LES SECRETS DE L'ÉPÉE - PAR LE BARON DE BAZANCOURT


    
    

TROISlÈME SOIRÉE


    
    

I

    Nous allons continuer, messieurs, le mode d'enseignement dont vous ne connaissez que la première page ; j'entre, vous le voyez, dans les détails les plus minutieux.

     L'élève connaît donc déjà les différentes positions du corps et a pu apprécier leur utilité et les résultats que l'on en peut obtenir.

     À la séance suivante — (et chaque séance se compose au plus de trois reprises de huit ou dix minutes chacune), j'indiquerais et ferais exécuter les coups et les parades simples :

  • DÉGAGEMENTS EN TIERCE, — EN QUARTE,
  • COUPS DROITS,
  • COUPÉS,
  • PARADES DE QUARTE ET DE TIERCE.

    Les attaques exerceraient le développement du corps, — les parades l'assouplissement du poignet.

     Je ferais souvent rompre et marcher. — Déjà je m'occuperais de la vivacité relative des mouvements et de leur rapidité d'exécution, variant avec soin les exercices, et ne parlant jamais à l'intelligence aux dépens de l'activité du corps. — La lenteur, je le répète, est un ennemi implacable auquel je fermerais tout accès, dès le début.

     Puis je passerais aux parades et aux attaques composées. — Je vous les ai nommées ; vous savez qu'elles sont peu nombreuses.

     Les contres, — les double-contres, — les tours d'épée, sont les exercices les plus utiles, car ils brisent le poignet dans toutes les directions, et lui donnent à la fois souplesse et agilité.
    Bien que je sois en contradiction avec bon nombre de professeurs, je m'occuperais principalement à cultiver et à développer l'habitude de la rapidité dans les mouvements ; — je m'attacherais moins à une exacte régularité qu'à une grande promptitude d'exécution, indiquant toutefois à l'élève les écueils les plus dangereux à éviter et les écarts contre lesquels il doit se prémunir.
    Je l'exercerais à rompre rapidement ; — je le ferais marcher en tenant l'épée, et attaquer avec des coups simples.

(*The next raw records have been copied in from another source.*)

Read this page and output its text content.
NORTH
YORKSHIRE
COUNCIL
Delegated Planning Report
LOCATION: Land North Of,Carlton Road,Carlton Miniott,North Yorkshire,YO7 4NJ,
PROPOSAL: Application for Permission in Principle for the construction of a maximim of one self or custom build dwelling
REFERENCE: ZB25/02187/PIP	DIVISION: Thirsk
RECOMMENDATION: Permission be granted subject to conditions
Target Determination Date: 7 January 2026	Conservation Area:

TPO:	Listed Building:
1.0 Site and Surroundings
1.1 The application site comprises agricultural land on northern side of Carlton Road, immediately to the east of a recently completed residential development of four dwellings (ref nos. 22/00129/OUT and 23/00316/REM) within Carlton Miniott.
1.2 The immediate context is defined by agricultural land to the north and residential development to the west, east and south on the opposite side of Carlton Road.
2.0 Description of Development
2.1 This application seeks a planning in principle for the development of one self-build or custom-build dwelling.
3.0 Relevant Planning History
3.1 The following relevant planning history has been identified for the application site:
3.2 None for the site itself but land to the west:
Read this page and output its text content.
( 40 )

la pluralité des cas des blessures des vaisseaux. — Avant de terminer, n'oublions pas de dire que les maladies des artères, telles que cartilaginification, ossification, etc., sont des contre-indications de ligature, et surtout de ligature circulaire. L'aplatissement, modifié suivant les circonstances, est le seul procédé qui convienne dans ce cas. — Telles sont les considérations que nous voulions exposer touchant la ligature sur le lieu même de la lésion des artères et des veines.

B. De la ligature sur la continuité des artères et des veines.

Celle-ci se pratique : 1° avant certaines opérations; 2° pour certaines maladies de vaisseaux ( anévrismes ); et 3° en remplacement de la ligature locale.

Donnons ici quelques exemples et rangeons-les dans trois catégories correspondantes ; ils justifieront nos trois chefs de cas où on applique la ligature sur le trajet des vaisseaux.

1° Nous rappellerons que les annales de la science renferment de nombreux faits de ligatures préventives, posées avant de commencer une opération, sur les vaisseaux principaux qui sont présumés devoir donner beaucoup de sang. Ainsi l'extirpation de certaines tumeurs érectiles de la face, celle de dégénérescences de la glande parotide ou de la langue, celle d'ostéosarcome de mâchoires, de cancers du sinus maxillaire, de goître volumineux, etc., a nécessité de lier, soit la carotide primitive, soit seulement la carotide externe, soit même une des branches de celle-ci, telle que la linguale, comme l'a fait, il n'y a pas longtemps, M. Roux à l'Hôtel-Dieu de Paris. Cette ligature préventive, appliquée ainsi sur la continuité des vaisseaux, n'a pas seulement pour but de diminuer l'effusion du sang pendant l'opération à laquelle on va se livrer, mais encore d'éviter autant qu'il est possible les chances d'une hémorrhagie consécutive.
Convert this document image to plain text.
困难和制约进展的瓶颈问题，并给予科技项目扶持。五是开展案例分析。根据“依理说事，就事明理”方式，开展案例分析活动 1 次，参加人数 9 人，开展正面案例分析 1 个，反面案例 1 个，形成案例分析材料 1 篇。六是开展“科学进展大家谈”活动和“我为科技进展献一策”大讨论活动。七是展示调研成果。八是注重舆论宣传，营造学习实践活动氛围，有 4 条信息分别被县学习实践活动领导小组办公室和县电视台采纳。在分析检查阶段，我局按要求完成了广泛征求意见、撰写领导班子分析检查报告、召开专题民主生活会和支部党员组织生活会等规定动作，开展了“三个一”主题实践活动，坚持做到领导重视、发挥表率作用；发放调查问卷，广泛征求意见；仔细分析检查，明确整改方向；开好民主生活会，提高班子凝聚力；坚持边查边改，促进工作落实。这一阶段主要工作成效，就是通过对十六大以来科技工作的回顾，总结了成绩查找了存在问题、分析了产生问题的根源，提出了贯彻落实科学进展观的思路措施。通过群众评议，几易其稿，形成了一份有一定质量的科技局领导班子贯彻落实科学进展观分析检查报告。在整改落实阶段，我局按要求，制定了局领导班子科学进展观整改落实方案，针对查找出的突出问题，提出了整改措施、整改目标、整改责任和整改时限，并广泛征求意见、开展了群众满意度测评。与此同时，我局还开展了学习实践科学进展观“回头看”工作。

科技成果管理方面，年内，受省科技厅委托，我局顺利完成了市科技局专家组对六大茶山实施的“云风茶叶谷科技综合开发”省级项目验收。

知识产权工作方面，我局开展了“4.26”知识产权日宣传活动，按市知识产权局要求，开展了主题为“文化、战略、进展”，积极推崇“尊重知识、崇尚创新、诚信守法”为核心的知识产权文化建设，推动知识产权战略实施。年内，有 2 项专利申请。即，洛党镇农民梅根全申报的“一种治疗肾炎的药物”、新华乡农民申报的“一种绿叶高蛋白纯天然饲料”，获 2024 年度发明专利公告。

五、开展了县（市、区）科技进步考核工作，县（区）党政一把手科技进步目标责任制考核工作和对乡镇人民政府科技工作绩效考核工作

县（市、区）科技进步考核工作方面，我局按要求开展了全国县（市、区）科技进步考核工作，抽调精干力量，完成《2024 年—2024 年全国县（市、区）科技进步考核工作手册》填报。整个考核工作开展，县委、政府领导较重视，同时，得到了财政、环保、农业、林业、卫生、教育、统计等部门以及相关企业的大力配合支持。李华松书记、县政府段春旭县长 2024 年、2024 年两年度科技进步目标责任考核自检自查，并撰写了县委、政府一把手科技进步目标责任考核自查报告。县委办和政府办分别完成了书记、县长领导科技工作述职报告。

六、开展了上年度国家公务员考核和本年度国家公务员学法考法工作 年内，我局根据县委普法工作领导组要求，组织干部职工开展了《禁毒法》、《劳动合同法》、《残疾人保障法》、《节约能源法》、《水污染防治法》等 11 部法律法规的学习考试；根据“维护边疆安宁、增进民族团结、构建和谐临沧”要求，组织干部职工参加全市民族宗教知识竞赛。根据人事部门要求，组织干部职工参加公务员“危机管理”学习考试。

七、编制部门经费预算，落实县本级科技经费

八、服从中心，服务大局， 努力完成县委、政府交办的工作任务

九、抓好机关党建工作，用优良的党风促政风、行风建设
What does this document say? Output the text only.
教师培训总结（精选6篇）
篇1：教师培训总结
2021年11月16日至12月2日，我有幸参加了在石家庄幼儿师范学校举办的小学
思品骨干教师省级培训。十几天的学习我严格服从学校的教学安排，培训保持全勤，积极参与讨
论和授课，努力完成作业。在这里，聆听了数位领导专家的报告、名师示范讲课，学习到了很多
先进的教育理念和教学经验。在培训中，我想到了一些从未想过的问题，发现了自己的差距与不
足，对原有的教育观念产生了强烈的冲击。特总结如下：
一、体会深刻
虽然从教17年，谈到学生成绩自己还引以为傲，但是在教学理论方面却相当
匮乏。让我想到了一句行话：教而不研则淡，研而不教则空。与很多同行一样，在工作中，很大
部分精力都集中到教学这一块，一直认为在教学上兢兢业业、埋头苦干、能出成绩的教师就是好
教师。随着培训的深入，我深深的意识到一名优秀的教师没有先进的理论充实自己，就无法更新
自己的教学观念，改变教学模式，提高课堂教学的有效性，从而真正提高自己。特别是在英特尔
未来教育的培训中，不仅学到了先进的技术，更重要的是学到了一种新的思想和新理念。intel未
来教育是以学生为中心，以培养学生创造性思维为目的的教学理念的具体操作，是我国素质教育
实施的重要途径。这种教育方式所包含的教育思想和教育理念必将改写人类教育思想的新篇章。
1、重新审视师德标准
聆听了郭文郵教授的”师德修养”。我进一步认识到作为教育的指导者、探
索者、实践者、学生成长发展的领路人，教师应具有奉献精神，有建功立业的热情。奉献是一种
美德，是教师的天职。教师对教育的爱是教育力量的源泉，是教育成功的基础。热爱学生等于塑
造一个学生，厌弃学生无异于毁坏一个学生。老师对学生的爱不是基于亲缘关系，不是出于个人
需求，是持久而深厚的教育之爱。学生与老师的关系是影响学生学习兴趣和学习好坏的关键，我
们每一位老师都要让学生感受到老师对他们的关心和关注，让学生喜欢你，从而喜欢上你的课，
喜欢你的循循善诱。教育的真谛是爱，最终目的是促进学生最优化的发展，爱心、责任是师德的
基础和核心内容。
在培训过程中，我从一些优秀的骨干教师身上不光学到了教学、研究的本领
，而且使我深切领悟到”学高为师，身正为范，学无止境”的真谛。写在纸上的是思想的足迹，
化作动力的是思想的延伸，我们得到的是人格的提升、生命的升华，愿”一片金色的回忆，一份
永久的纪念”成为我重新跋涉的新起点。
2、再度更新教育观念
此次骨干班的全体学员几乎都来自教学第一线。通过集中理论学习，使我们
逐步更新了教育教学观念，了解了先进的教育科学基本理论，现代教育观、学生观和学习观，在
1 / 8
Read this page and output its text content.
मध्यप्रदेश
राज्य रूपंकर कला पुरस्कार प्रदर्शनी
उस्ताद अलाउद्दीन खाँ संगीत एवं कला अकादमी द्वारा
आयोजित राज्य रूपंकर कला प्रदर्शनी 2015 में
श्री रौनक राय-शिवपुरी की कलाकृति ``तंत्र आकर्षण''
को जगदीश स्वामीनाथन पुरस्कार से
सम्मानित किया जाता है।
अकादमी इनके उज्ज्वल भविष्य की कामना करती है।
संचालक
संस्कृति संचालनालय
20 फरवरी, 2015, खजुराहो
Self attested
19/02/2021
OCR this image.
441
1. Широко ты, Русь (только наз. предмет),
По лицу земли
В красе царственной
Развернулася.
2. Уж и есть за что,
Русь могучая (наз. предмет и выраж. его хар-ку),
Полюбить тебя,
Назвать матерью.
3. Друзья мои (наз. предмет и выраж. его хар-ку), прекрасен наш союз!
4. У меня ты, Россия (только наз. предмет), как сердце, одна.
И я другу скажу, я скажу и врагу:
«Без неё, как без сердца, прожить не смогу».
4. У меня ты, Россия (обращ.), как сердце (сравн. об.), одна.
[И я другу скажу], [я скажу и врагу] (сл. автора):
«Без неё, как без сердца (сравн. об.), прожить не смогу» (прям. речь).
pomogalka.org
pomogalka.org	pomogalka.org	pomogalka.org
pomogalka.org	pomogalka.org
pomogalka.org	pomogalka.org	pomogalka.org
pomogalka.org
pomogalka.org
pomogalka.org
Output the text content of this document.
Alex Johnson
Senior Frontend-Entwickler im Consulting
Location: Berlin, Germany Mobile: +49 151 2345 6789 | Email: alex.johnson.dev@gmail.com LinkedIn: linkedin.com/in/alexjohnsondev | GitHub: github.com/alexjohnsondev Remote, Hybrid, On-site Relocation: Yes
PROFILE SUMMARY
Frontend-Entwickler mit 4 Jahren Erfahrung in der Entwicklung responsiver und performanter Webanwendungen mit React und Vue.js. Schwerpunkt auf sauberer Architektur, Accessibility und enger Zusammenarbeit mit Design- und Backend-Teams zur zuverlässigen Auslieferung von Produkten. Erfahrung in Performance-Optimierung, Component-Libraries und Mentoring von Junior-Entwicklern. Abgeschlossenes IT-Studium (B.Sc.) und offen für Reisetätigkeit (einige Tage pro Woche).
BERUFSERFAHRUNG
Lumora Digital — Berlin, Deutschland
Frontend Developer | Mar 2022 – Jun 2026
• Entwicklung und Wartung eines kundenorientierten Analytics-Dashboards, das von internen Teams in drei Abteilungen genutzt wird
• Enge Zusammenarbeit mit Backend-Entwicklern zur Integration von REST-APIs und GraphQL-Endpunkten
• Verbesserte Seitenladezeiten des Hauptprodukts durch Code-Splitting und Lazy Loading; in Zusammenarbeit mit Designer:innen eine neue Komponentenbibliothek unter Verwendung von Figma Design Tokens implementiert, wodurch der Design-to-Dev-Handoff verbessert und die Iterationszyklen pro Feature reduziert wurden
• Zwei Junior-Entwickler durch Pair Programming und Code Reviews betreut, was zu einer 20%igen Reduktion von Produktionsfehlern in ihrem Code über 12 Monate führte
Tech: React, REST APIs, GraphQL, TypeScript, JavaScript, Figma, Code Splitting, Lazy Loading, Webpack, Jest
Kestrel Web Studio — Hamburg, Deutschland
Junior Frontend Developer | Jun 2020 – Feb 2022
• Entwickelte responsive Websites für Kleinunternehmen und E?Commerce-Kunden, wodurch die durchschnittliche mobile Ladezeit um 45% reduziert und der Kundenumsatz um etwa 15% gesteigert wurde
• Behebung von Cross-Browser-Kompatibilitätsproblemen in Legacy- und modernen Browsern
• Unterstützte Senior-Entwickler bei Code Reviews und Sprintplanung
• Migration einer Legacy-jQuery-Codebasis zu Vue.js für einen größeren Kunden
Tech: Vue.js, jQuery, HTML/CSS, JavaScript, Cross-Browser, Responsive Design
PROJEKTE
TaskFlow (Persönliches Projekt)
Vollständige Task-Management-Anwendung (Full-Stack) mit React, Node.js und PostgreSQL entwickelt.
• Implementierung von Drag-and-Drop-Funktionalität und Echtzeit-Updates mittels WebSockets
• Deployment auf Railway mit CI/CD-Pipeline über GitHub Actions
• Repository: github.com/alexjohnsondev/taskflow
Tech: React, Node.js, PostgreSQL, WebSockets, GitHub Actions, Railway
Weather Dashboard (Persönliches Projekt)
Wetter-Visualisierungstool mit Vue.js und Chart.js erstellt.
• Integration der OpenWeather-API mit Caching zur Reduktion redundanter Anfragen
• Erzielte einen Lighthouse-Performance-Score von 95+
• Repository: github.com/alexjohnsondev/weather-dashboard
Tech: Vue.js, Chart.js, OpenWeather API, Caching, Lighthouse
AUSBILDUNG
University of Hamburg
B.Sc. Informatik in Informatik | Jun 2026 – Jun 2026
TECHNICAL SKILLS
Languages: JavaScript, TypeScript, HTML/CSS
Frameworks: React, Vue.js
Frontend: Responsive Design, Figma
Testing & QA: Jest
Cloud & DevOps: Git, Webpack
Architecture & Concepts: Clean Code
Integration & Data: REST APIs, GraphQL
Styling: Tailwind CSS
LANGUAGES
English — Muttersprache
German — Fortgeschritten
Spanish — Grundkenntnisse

     Au bout de quelques leçons, je le toucherais, sans rémission du bouton de mon fleuret, s'il ne parait pas assez vite, ou s'il se relevait mollement. En un mot, je rendrais les études, les premières même, si vives, si mouvementées, qu'elles n'auraient pas le temps d'être ennuyeuses.

     Puis, chaque leçon terminée, j'appellerais l'attention sérieuse de l'élève sur les défauts que j'aurais principalement remarqués en lui, et je lui ferais comprendre les dangers auxquels ces défauts l'exposeraient indubitablement.
    S'il avait, par exemple, l'habitude funeste de baisser ou de retirer la main, je le ferais attaquer et riposter, surtout dans les lignes hautes, pour donner de l'élévation à son poignet, et vice versa. J'exercerais ainsi son jugement par le raisonnement, — sa main et son corps par des travaux suivis.


    
    
    

II

    Il ne faut pas surtout que l'enseignement du professeur se perde dans un dédale d'attaques, de ripostes et de parades aussi nombreuses et aussi multipliées à l'infini, dans certains traités, que les étoiles au ciel.

     Le nombre très-limité des coups à démontrer, en rend l'exécution d'autant plus facile, et leur permet de se graver avec lucidité dans l'esprit.
    L'expérience et l'instinct de l'épée indiquent plus tard, bien plus sûrement que la leçon, certaines nuances qui donnent à un jeu de la vivacité, de l'élégance et de l'imprévu.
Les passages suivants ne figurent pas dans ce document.